We now live in the seventh decade of rock 'n' roll, and it has never felt more irrelevant, if such a thing can be gauged by contemporary radio playlists now dominated by slick rappers and aerobicized dance divas. Even terrestrial radio today plays less of a role than it did in 1964, when a young Greil Marcus discovered the Beatles, paying $2 to a friend to listen to a song on the album "With the Beatles," the 1963 British version that his father had brought over from England.
"We paid. We listened. It would cost two dollars to hear it again, he said," Marcus writes. "We paid."

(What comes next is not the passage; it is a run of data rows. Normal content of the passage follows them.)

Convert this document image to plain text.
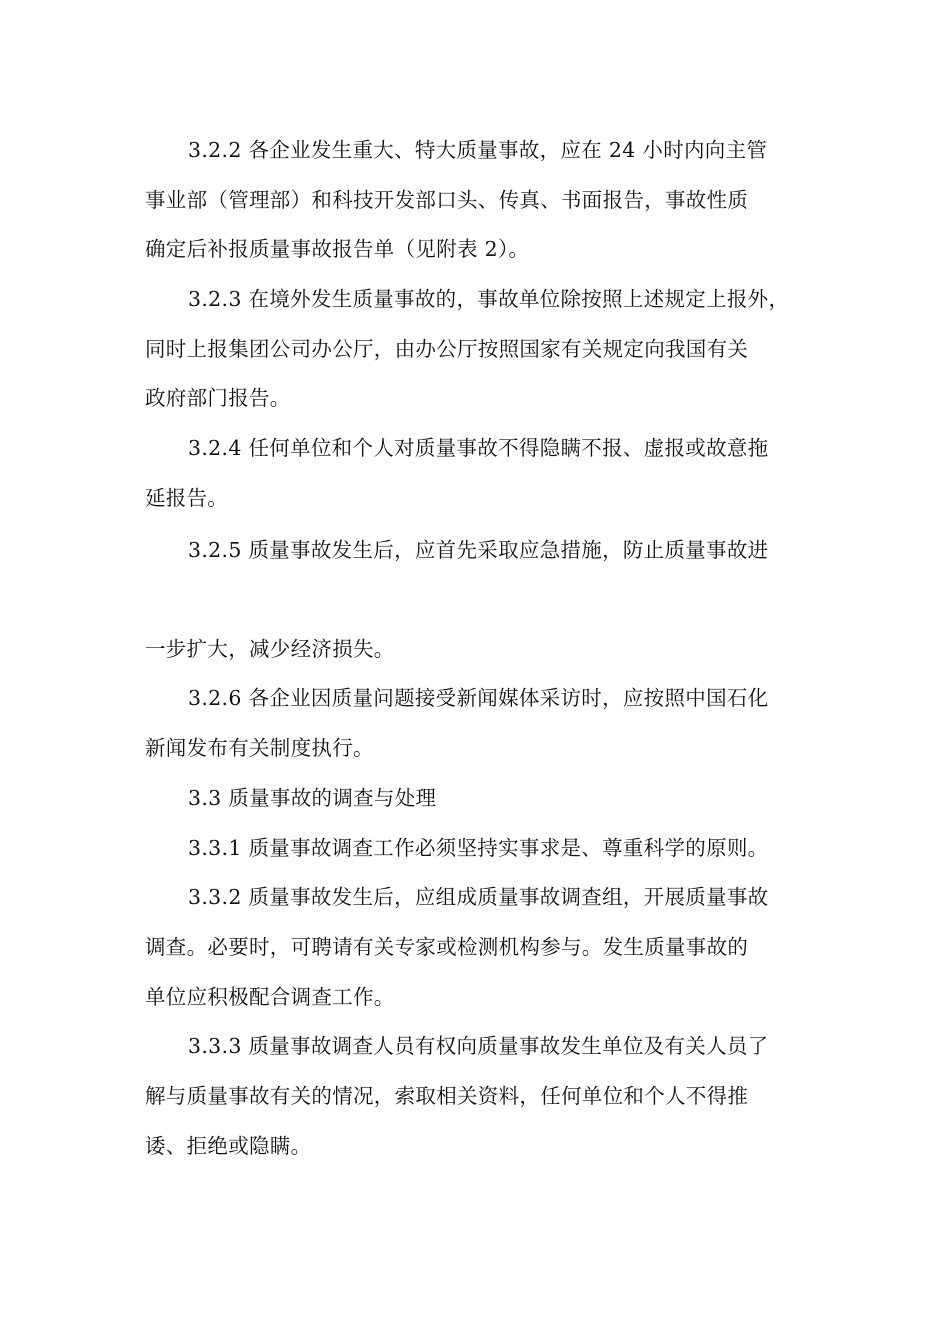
3.2.2 各企业发生重大、特大质量事故，应在 24 小时内向主管
事业部（管理部）和科技开发部口头、传真、书面报告，事故性质
确定后补报质量事故报告单（见附表 2）。
3.2.3 在境外发生质量事故的，事故单位除按照上述规定上报外，
同时上报集团公司办公厅，由办公厅按照国家有关规定向我国有关
政府部门报告。
3.2.4 任何单位和个人对质量事故不得隐瞒不报、虚报或故意拖
延报告。
3.2.5 质量事故发生后，应首先采取应急措施，防止质量事故进
一步扩大，减少经济损失。
3.2.6 各企业因质量问题接受新闻媒体采访时，应按照中国石化
新闻发布有关制度执行。
3.3 质量事故的调查与处理
3.3.1 质量事故调查工作必须坚持实事求是、尊重科学的原则。
3.3.2 质量事故发生后，应组成质量事故调查组，开展质量事故
调查。必要时，可聘请有关专家或检测机构参与。发生质量事故的
单位应积极配合调查工作。
3.3.3 质量事故调查人员有权向质量事故发生单位及有关人员了
解与质量事故有关的情况，索取相关资料，任何单位和个人不得推
诿、拒绝或隐瞒。
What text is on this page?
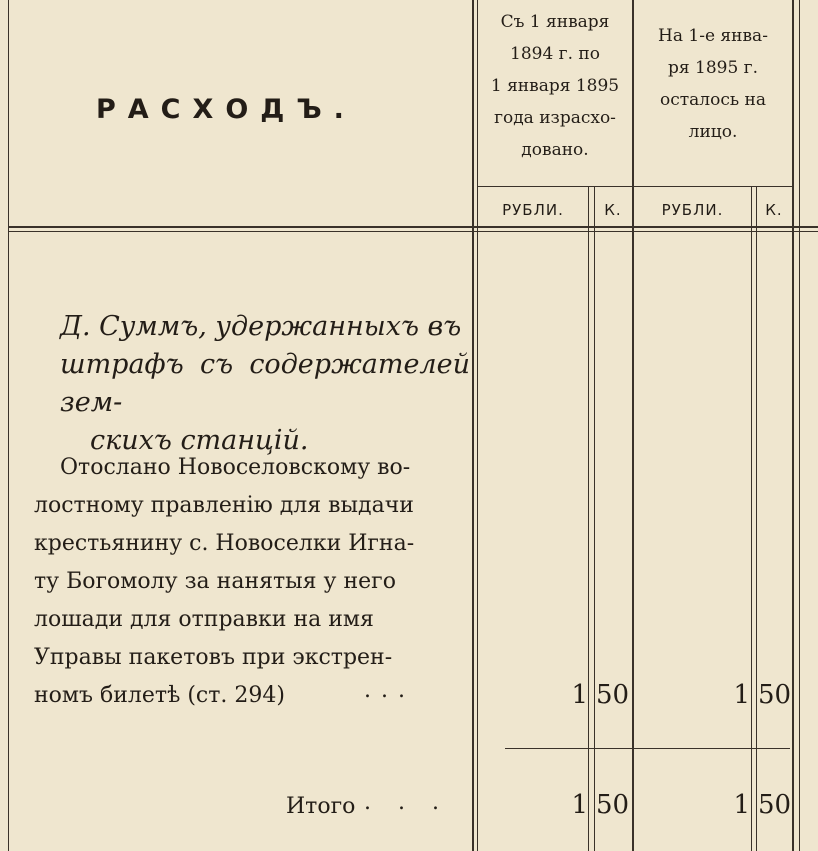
РАСХОДЪ.
Съ 1 января
1894 г. по
1 января 1895
года израсхо-
довано.
На 1-е янва-
ря 1895 г.
осталось на
лицо.
РУБЛИ.	К.	РУБЛИ.	К.
Д. Суммъ, удержанныхъ въ
штрафъ съ содержателей зем-
скихъ станцій.
Отослано Новоселовскому во-
лостному правленію для выдачи
крестьянину с. Новоселки Игна-
ту Богомолу за нанятыя у него
лошади для отправки на имя
Управы пакетовъ при экстрен-
номъ билетѣ (ст. 294)	...	1 50	1 50
Итого . . .	1 50	1 50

Reading the cultural critic's latest book, "The History of Rock 'N' Roll in Ten Songs" is not a nostalgia trip, nor is it a straightforward lesson plan, as the title implies. What Marcus goes for in these 10 essays is the role time plays in making a song breathe new life into a singer, or sometimes how the right singer breathes new life into a song. Visit the music section of any bookstore or retailer website, and it will be front-loaded with chronological narratives of rock history. You know the stories: How Woody Guthrie served as a talisman for Bob Dylan, what Robert Johnson did to give the British Invasion pure grit, and how Aretha Franklin ushered the church into secular singing.
This isn't that. Marcus rejects the established telling of rock history and instead pushes through an approach that moves away from the deadened hero worship represented by those forces to show how the richer story of rock music — indeed, the wider category of "pop music" and all its incarnations — is actually the one that travels back and forth between songs and performers.